Y recordaba cierto aurresku bailado por don Carlos en Durango, en un convento de monjas, sin pecado para nadie, por ser la danza vascongada la más honesta del mundo.

Los grupos de campesinos bebían el último trago con los del pueblo, antes de emprender la marcha, deseosos de relatar los incidentes de la famosa lucha durante la velada en la casería. En la plaza sonaban el pito y el tamboril con cadencias de baile. Se había reunido toda la gente joven para celebrar la victoria con un aurresku, la gran danza vasca que tenía algo de rito primitivo.

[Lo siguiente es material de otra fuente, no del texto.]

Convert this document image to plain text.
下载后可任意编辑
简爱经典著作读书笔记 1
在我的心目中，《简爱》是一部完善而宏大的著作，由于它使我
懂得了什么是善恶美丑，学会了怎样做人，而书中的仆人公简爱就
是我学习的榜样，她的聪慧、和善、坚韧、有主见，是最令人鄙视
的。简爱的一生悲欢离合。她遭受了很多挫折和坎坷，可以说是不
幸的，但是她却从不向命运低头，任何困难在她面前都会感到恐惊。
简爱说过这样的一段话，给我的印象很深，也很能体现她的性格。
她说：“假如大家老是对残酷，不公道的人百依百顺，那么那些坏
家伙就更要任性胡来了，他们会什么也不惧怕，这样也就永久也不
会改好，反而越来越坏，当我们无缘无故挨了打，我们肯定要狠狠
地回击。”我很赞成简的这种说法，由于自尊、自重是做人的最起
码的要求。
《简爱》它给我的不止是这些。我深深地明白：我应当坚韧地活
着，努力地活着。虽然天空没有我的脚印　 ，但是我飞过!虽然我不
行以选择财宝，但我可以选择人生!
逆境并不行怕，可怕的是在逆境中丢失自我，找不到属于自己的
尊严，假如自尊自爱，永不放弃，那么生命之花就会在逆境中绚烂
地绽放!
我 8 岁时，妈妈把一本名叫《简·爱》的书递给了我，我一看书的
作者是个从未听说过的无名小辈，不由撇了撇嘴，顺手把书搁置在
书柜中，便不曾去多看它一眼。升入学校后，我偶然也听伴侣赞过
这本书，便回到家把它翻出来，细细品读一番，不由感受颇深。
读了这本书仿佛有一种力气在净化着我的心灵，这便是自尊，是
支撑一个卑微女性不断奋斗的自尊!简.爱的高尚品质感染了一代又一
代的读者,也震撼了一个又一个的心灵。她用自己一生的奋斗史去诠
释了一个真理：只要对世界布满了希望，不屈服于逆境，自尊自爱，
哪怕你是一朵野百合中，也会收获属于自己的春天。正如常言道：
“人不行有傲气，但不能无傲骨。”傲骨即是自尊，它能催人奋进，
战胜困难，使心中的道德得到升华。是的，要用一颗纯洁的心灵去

El público elogiaba la soltura del bailador de Azpeitia. Un viejo casero hablaba á sus amigos en vascuence á espaldas del doctor. Aquel aurresku no le llamaba la atención; él los había visto danzados por reyes en los buenos tiempos de la guerra.

No había ejemplo de que ninguna hembra vasca, por alta que fuese su posición social, se negase á este honor. Aresti había visto á señoras de la rancia nobleza admitiendo el aurresku con campesinos y marineros. Era una danza ceremoniosa y parca en los contactos; el hombre y la mujer apenas si en las diversas figuras se tocaban las puntas de los dedos.